SVB: It's not 2008 all over again

Mar 14, 2023
Mike Coop, chief investment officer EMEA, Morningstar Investment Management, says that major banks are in much better shape than Silicon Valley Bank.

The rapid demise of Silicon Valley Bank – lender and banker for start up technology firms and venture capital (VC) funds – has prompted a mini sell-off in banking stocks, leaving investors to ponder if there is more bad news to come and how to respond.

It’s timely then to revisit just what has happened and implications.

Let’s start with technology and in particular start-ups, for which VC is the dominant source of capital. We all benefit from the discoveries and commercial applications of pioneering research and innovations, but in most cases it’s also true that failure rates are high and seasoned investors are aware that spectacularly profitable “unicorns” are rare. So start-ups are one of the most risky and potentially rewarding forms of investing.

SVB was a longstanding and dominant lender to start-ups, funding itself from public market equity, bonds and bank deposits sourced from VC funds and the companies’ working capital.  Its deposits grew rapidly as the 2020-2021 mania for innovation led to a huge surge in capital to VC and tech start-ups, resulting in more money deposited with SVB than it could lend out. SVB invested these monies in high quality bonds, favouring longer dated fixed rate bonds, after interest rates had dropped to record lows. As interest rates then rose, the value of these bonds fell in value, creating an increasing mismatch between the value of its deposits and the falling value of its liquid assets that could fund immediate withdrawals. This ultimately led to a loss of confidence and a classic bank run, as deposit holders withdrew funds and equity investors refused to provide extra capital.
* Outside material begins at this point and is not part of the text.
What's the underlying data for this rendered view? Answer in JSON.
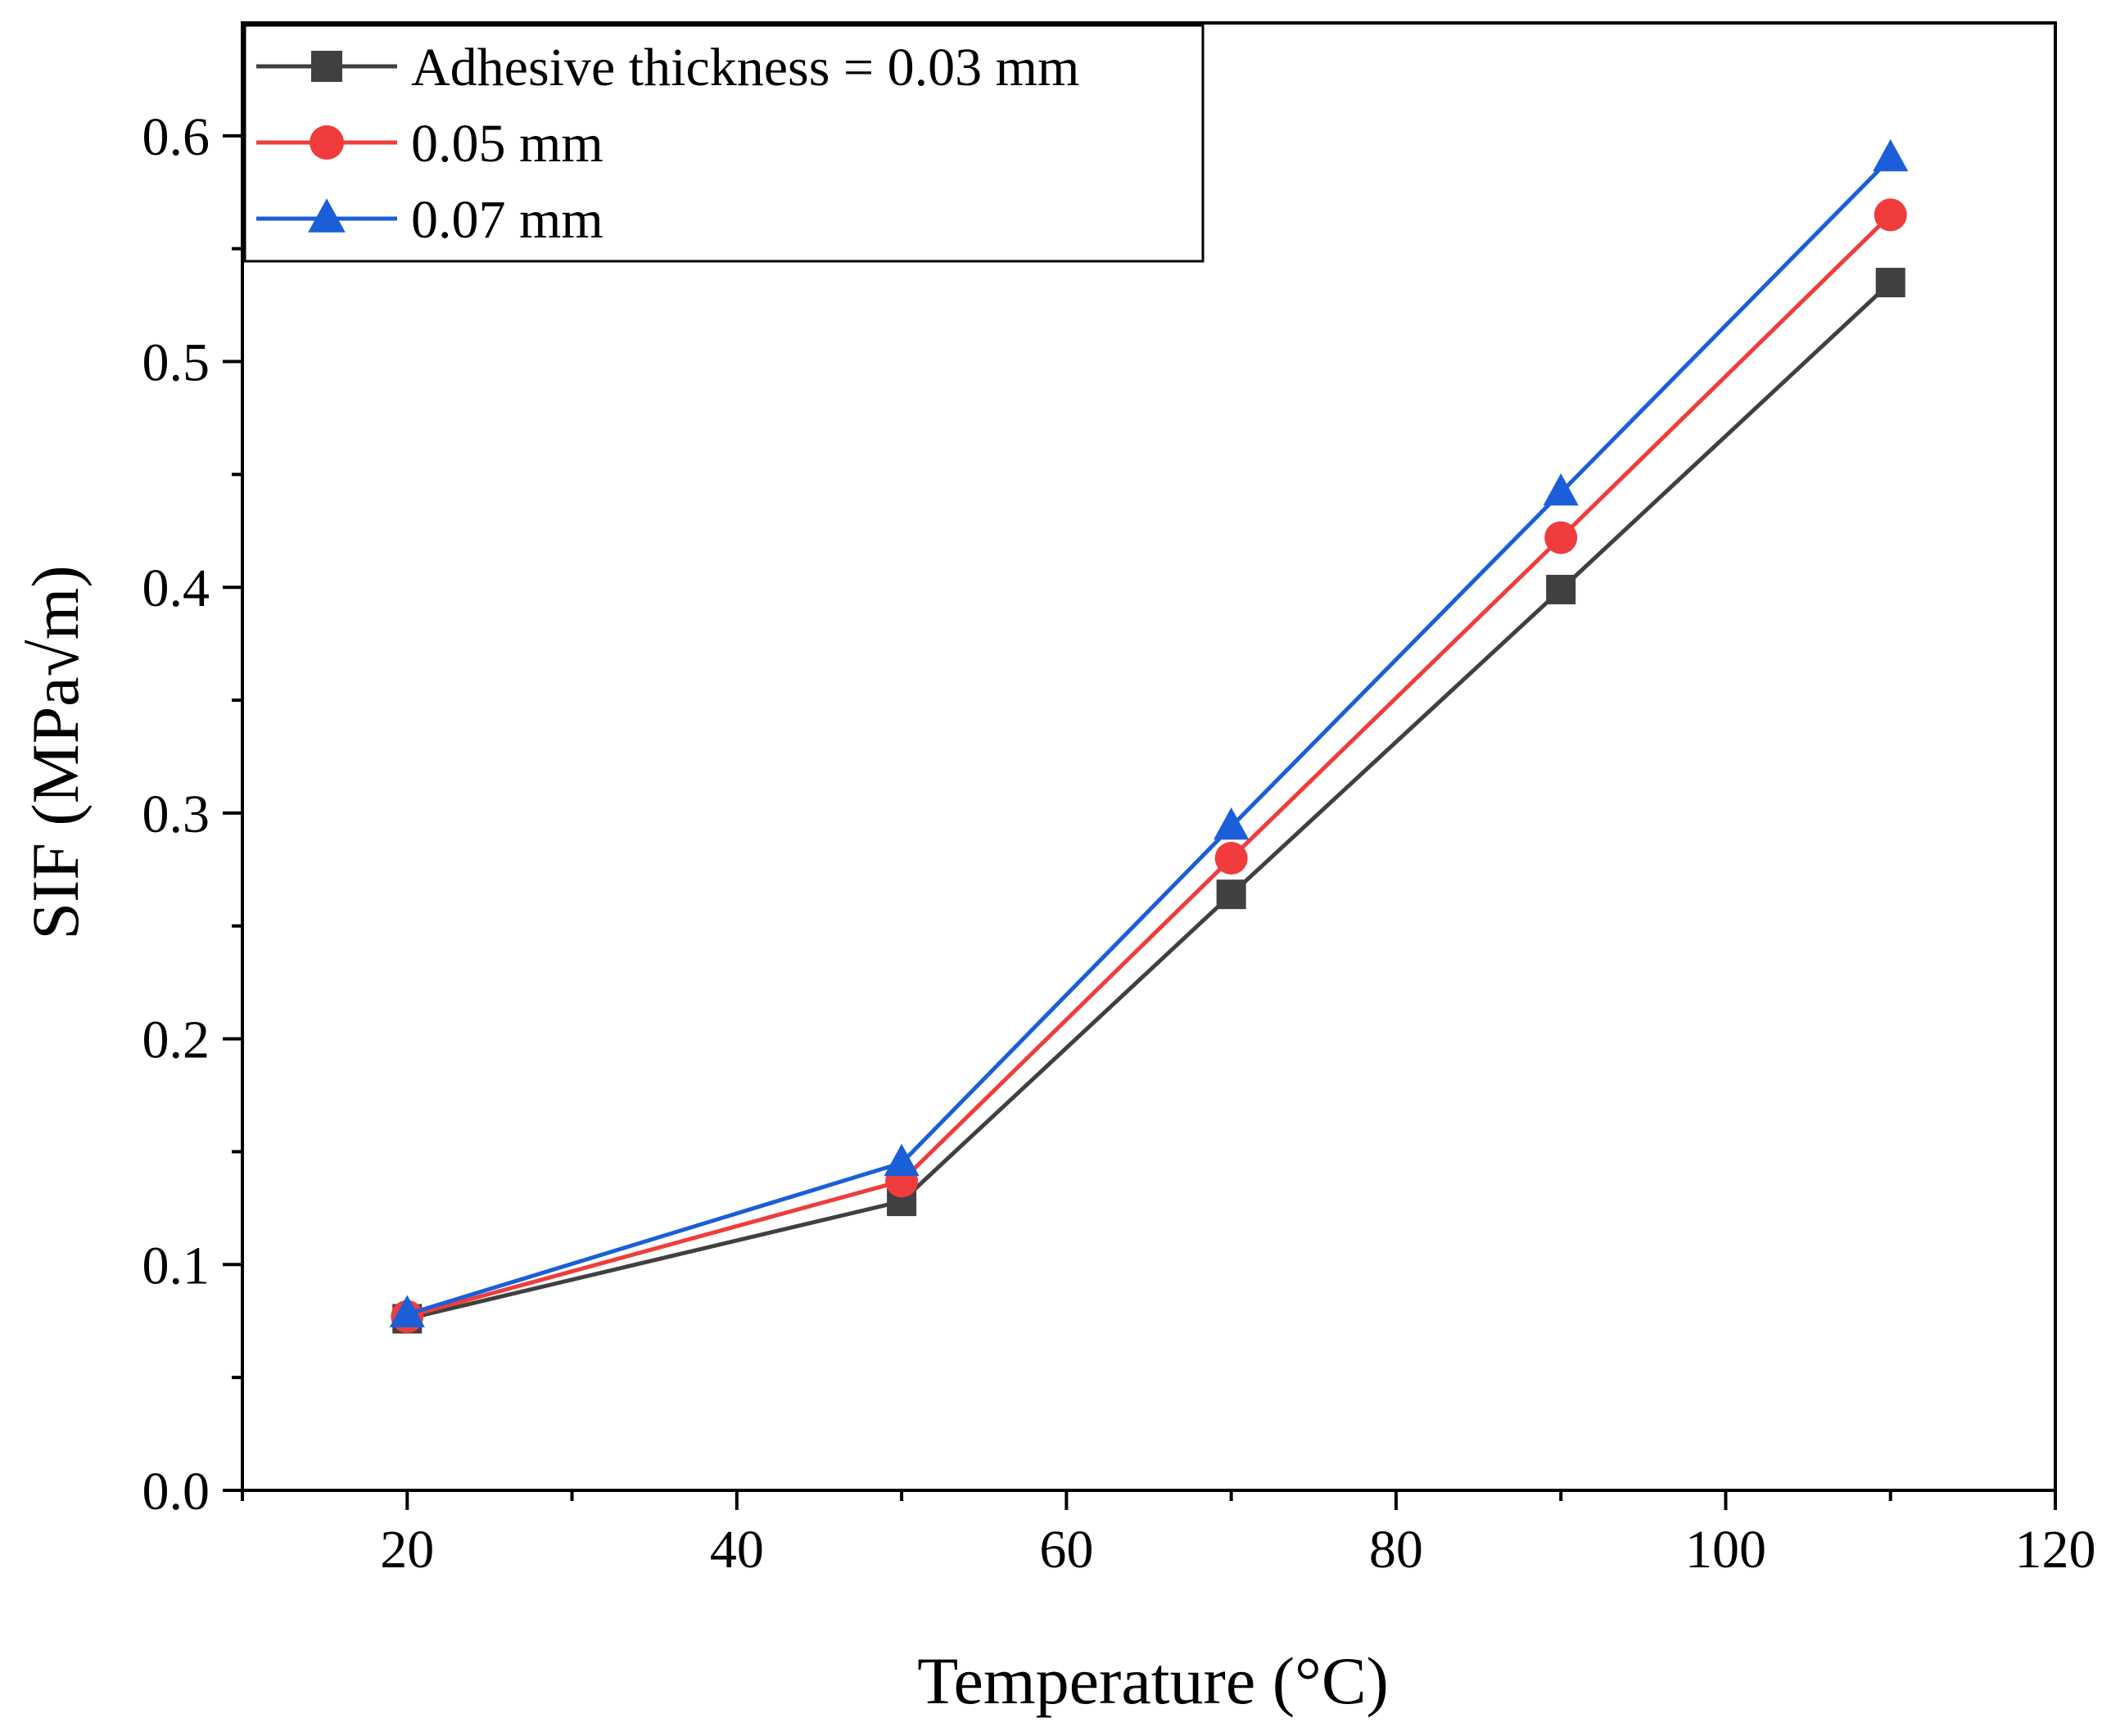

At the time of writing SVB has been taken over by the Federal Deposit Insurance Corporation (FDIC) – the U.S. government entity that insures bank deposits and deals with failed banks – as buyers are sought, a strategy used to deal with failed banks in the 2008-2009 Global Financial Crisis (GFC). The fate of SVB may be a harbinger of tougher times for funding of technology start-ups and companies in general, but it’s not a good guide to what may happen to the banking sector, because of the GFC.

It takes a crisis to usher in structural changes, and the bigger the crisis the bigger the changes. After 2008, regulators forced the banking sector to hold much larger amounts of capital to act as buffers, lend more conservatively and demonstrate their ability to deal with tough economic conditions. Banks also learned lessons in dealing with rising interest rates, by investing more in more floating rate bonds so that their assets values held up better. Compared to SVB, major banks are far more heavily scrutinised by regulators, have much more diversified sources of funding and lend to a much wider range of industries.

In short, the collapse of SVB is likely to signal increased cost of debt and reduced access to capital for start-ups and technology companies, after a once in a generational boom. The last time something similar happened was the 2000-2003 tech-led bear market and moderate recession.